Every website you visit starts with a DNS lookup - your device asks a server "what is the IP address of velocityverify.com?" and then connects. That lookup takes between 5 and 200 milliseconds depending on which DNS server you use. Your ISP assigns you a DNS server by default. That server is almost never the fastest one available, and it may log every domain you visit. Switching DNS takes about 90 seconds and can make every page feel noticeably snappier.
The quick answer
Your ISP's default DNS server is usually slower and less private than alternatives like Cloudflare (1.1.1.1) or Google (8.8.8.8). The fastest DNS server for your specific location depends on your geography and ISP routing - run a DNS benchmark test to find out which one is actually fastest for you, not just which one scores best in global averages.
Popular DNS servers compared
| DNS Provider | Primary IP | Avg Global Latency | Privacy | Best For |
|---|---|---|---|---|
| Cloudflare | 1.1.1.1 | ~11ms | Strong - no query logging | Speed + privacy balance |
| 8.8.8.8 | ~20ms | Moderate - logs queries | Reliability, wide CDN benefit | |
| Quad9 | 9.9.9.9 | ~25ms | Strong + malware filtering | Security-focused networks |
| OpenDNS | 208.67.222.222 | ~30ms | Moderate | Family filtering options |
| ISP Default | Varies | 50-200ms typical | Often logged and sold | Nothing - replace it |
How to run a real DNS speed test
Global averages are misleading because DNS latency depends heavily on where the nearest Points of Presence are from your location. The most accurate test is one you run yourself from your network.
Windows - command line test
Open PowerShell and run the following for each DNS server you want to benchmark:
Measure-Command { Resolve-DnsName google.com -Server 1.1.1.1 }Measure-Command { Resolve-DnsName google.com -Server 8.8.8.8 }Measure-Command { Resolve-DnsName google.com -Server 9.9.9.9 }
Run each five times and average the milliseconds in the output. The lowest consistent average wins for your network.
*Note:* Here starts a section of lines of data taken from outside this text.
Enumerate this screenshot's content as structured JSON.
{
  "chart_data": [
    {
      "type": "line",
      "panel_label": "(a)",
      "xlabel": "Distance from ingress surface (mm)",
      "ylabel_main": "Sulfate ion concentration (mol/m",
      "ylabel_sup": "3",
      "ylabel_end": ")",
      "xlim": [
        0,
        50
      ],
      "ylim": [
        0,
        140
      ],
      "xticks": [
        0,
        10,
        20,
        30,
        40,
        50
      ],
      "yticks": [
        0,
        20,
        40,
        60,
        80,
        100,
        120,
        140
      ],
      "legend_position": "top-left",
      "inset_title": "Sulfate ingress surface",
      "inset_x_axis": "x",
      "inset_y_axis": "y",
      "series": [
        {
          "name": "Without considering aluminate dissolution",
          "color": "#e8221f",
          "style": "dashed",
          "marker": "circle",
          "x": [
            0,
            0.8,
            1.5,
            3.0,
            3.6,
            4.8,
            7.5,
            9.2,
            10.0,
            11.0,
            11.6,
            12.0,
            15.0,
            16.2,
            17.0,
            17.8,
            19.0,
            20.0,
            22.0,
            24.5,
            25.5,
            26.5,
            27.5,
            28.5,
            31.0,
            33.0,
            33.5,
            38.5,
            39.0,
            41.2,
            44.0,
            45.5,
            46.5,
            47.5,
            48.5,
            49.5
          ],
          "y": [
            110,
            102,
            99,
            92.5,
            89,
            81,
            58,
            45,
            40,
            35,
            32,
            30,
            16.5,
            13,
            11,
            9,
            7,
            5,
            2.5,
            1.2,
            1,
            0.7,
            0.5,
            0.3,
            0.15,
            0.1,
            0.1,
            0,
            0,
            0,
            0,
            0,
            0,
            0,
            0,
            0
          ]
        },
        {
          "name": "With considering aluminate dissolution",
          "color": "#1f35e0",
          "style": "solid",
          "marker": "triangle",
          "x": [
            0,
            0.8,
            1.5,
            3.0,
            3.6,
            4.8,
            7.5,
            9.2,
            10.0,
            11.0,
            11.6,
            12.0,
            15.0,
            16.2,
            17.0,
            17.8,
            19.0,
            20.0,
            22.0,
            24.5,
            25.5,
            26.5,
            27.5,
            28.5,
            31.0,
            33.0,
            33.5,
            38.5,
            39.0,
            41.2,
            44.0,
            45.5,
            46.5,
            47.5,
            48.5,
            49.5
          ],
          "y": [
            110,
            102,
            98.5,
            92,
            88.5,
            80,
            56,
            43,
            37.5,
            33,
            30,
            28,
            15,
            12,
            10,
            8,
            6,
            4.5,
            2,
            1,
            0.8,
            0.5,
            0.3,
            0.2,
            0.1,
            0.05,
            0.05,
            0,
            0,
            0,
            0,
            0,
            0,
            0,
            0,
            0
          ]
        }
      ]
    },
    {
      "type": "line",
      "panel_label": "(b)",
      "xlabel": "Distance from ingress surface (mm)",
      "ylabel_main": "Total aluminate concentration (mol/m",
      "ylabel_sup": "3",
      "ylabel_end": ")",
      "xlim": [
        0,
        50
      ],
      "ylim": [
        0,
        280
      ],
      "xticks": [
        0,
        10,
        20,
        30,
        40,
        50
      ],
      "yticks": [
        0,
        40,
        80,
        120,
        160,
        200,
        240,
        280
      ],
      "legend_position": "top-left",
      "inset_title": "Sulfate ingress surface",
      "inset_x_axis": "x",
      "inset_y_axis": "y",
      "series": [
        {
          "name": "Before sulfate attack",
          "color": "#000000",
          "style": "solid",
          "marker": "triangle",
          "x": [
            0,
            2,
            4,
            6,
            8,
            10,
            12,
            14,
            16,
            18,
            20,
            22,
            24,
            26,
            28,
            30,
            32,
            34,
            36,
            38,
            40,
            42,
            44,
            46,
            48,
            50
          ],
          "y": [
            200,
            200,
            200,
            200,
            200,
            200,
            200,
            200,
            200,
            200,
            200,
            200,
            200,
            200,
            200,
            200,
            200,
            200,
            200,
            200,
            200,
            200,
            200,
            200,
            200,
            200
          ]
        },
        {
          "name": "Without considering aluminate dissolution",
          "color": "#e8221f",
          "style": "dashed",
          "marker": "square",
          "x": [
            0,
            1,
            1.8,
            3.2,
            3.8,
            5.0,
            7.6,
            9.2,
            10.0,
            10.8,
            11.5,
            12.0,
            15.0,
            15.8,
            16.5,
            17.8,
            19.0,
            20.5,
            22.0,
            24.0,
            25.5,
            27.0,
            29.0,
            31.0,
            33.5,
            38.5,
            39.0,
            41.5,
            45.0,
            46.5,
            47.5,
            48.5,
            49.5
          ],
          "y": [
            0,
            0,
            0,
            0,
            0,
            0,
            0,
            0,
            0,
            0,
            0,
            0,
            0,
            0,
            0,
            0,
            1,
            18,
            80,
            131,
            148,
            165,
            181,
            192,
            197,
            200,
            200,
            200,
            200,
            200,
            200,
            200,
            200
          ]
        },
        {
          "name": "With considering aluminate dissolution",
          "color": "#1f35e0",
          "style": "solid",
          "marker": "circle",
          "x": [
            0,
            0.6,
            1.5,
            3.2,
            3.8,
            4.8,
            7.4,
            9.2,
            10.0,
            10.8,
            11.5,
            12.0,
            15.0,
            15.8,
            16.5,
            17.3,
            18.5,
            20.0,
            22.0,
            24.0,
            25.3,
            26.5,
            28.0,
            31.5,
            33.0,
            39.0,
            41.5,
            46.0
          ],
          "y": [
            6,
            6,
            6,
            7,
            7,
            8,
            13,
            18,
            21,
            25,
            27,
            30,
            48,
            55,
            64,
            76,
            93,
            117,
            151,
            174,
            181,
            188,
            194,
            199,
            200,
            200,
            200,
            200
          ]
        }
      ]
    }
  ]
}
Use DNS Benchmark (Windows)
Gibson Research Corporation's DNS Benchmark utility tests over 5,000 DNS resolvers and ranks them by response time from your specific location. It is free, runs without installation, and gives you a definitive ranked list in about 60 seconds of automated testing.
How to change your DNS server
Once you know the fastest DNS for your network, change it at the router level rather than per-device. This applies the faster DNS to every device on your network automatically, including phones and smart TVs.
In most router interfaces, look for WAN Settings or DHCP Settings and replace the DNS fields with your chosen primary and secondary IPs. For Cloudflare, that is 1.1.1.1 and 1.0.0.1. Apply and reboot. Every device on your network now routes DNS through the faster resolver.
What DNS speed affects in practice
DNS lookup time adds directly to page load time on first visits to any domain - your browser has to resolve the address before it can connect. Cached lookups are near-instant, but the first load and any uncached domain suffers the full penalty. On a network with 200ms ISP DNS, every cold page load wastes two-tenths of a second just on name resolution. Multiply that across dozens of page loads per hour and it adds up. Switching to a 10ms DNS resolver effectively makes your internet feel faster for browsing even with identical raw speeds on your speed test.
Combined with a good bufferbloat fix and an Ethernet connection, DNS optimization is one of the cheapest and most impactful changes you can make to perceived network performance.